Given the two differential operators in the Hilbert space $\mathcal{H}=L_2(0,1)$:
\begin{align*}
Af&=f'',\quad &D(A)=\left\{f:f\in H^2_2(0,1),f(0)=f(1)=0\right\}\\
Bf&=af',\quad &D(B)=\left\{f:f\in H^1_2(0,1),f(0)=f(1)=0\right\}
\end{align*}
Is $B$ relatively compact with respect to $A$ (in the sense of Kato)? Note that $a\geq 0$ is just some constant.
It is clear that $D(A)\subset D(B)$. I suppose the proof is complete if one further shows that $B$ is a compact operator acting on the graph of $A$ with graph norm $\|f\|=\|f\|_\mathcal{H}+\|Af\|_\mathcal{H}$.
On the other hand $B$ can be shown to have a compact inverse, so it is closed. Can't we then just verify $\|Bf\|_\mathcal{X}\leq c\|f\|_\mathcal{X}$, for some $c\geq 0$, thereby directly deducing relative compactness? I might be mixing up things here.
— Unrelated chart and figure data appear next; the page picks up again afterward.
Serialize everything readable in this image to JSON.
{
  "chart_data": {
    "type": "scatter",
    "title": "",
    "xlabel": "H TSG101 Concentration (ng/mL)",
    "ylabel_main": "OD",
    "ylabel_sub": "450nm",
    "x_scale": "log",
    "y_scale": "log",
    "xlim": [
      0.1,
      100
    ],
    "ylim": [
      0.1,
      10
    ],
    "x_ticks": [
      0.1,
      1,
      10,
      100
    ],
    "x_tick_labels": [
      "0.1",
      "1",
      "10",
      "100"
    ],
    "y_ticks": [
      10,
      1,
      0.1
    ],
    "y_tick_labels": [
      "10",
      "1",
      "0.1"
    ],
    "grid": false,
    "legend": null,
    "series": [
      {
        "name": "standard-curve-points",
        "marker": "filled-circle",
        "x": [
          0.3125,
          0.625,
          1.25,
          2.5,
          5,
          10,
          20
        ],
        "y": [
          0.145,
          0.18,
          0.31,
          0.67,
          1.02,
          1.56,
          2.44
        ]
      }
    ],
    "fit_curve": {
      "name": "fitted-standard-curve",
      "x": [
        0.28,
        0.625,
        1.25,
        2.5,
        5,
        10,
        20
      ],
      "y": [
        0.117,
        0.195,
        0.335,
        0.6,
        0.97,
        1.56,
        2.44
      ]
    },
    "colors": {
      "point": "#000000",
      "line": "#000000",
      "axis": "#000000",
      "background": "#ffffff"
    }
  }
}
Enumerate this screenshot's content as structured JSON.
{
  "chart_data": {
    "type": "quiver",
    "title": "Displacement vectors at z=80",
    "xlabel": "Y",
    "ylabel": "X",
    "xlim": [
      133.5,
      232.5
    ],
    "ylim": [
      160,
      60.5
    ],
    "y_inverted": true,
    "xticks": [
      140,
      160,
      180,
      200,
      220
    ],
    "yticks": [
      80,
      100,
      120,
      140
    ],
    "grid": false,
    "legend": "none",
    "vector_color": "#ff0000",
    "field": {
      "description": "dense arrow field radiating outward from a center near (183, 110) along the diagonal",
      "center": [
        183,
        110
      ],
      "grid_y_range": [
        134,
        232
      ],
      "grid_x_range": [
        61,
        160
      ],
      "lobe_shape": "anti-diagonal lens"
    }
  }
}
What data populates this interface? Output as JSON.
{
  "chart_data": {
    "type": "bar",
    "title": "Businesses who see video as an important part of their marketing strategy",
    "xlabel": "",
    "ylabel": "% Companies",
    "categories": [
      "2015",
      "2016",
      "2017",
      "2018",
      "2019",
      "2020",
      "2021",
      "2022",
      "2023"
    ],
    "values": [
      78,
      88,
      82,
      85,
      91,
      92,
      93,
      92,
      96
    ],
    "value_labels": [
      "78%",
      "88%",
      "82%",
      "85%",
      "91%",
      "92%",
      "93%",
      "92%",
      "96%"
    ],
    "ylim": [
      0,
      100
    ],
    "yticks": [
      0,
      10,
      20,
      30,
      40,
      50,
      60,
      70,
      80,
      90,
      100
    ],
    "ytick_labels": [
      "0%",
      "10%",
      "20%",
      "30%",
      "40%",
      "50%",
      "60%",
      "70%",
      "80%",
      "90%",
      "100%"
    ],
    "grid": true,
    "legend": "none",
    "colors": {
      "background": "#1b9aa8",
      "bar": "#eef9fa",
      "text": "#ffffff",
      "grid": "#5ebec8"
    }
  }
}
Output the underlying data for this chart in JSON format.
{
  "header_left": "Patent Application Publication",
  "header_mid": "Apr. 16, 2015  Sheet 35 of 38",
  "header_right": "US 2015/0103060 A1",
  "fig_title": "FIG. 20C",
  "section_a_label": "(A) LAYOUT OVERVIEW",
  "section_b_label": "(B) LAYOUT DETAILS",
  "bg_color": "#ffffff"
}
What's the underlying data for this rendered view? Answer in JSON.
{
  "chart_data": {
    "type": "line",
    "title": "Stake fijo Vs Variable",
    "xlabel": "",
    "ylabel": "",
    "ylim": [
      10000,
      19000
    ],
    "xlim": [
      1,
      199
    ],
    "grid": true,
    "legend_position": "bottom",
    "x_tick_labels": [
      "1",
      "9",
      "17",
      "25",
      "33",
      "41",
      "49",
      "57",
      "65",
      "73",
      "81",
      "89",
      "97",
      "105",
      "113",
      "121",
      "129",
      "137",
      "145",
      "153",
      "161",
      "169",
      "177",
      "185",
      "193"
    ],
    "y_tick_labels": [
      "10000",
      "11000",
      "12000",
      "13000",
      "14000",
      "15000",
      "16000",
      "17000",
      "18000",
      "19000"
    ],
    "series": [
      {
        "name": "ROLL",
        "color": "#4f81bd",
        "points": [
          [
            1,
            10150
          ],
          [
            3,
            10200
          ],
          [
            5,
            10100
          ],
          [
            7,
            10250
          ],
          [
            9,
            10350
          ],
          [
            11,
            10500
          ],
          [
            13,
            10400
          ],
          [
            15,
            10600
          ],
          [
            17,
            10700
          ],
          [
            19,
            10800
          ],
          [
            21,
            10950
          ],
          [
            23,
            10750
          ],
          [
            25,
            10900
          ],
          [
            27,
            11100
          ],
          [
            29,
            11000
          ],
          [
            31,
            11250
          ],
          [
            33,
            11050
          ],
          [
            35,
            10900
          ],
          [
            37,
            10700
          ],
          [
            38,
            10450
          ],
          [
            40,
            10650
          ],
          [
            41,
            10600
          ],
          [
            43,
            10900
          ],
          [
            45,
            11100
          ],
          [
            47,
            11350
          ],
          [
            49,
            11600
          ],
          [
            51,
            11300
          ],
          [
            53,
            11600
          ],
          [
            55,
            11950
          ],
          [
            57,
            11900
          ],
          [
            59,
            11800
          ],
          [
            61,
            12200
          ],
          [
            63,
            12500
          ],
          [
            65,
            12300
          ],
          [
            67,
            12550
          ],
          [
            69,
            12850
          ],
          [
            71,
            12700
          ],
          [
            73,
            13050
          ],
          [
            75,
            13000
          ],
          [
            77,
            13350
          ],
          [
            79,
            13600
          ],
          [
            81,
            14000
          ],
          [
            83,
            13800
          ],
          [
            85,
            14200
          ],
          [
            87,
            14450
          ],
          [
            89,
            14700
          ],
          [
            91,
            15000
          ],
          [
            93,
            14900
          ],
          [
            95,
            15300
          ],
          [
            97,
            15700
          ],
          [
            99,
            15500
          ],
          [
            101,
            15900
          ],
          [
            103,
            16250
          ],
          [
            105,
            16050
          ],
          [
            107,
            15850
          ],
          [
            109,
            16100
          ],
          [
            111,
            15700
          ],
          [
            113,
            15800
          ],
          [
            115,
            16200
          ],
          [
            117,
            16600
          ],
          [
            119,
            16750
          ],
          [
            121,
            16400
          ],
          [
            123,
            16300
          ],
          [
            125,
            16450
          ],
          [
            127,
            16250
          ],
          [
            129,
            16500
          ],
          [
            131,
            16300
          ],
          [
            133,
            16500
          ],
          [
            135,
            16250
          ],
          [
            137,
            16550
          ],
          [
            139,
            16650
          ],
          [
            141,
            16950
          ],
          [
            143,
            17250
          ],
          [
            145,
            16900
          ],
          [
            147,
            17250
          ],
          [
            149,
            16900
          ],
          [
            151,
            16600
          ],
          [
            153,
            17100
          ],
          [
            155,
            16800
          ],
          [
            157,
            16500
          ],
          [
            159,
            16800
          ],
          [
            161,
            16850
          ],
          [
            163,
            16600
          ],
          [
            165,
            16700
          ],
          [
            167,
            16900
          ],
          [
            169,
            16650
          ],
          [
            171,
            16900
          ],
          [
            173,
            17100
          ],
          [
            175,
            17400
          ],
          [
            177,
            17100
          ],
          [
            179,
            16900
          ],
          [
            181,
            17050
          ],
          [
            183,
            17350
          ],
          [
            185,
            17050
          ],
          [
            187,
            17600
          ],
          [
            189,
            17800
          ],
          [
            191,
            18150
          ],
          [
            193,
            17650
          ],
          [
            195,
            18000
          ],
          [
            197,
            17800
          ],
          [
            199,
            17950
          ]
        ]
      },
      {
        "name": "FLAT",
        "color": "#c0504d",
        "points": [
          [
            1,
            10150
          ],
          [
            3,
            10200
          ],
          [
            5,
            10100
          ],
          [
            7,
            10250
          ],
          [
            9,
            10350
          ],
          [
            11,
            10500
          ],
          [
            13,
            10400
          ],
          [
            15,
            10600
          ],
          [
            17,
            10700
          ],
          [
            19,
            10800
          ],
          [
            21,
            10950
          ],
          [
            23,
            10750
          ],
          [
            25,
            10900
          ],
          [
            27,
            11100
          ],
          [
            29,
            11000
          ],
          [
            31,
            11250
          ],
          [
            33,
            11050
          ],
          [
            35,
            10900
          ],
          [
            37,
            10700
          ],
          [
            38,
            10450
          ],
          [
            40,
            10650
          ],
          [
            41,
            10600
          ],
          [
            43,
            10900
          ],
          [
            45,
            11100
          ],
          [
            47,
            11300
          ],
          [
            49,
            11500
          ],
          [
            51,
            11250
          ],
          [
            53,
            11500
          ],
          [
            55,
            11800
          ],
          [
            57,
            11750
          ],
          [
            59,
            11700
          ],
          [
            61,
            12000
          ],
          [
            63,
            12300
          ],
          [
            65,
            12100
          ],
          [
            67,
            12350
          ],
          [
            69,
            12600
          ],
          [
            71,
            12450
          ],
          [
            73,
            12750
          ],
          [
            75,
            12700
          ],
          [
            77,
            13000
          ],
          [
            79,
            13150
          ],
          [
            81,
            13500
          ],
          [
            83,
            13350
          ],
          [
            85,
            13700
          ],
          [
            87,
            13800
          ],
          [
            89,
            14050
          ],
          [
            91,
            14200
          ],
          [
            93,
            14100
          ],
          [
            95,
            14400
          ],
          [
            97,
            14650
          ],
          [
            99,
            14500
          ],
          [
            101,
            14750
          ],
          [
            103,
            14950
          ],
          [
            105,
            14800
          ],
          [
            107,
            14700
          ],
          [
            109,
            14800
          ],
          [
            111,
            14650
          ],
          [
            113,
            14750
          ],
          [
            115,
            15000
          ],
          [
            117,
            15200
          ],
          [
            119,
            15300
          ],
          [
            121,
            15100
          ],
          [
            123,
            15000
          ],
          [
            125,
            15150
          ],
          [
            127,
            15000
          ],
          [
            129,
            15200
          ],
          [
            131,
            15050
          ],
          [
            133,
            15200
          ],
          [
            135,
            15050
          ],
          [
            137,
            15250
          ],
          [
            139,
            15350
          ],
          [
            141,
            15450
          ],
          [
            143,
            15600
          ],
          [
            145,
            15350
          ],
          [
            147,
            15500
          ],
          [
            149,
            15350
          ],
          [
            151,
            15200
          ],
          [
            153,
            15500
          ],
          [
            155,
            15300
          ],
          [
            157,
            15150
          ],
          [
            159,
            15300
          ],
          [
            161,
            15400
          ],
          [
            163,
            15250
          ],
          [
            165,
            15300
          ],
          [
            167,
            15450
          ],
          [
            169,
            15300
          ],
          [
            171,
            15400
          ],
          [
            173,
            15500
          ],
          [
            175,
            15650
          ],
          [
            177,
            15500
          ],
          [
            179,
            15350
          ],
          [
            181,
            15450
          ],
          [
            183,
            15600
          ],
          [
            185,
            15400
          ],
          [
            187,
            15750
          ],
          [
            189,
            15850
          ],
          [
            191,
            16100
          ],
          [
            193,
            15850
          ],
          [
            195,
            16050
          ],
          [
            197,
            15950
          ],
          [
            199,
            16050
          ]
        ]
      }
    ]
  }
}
I am rather interested in proving the result for the particular example above, rather than considering the problem for general operators $A$, $B$.
Many thanks in advance!
Best Answer
Yes, $B$ is relatively compact with respect to $A$. We have to show that the embedding $(D(A),\|\cdot\|_A)\hookrightarrow (D(B),\|\cdot\|_B)$ is compact. The graph norm of $B$ is clearly equivalent to the $H^1_2$ norm if $a\neq 0$ and to the $L^2$ norm if $a=0$. It is not quite so obvious, but the graph norm of $B$ is equivalent to the $H^2_2$ norm: $$ \int_0^1 |f'(x)|^2\,dx=\int_0^1\left|\int_0^x f''(t)\,dt\right|^2\,dx\leq \int_0^1x\int_0^x|f''(t)|^2\,dt\,dx\leq\int_0^1 |f''(t)|^2\,dt. $$ Now the compactness of the embedding $D(A)\hookrightarrow D(B)$ follows from the Rellich embedding theorem, which asserts that the embedding $H^2_2\hookrightarrow H^1_2$ is compact.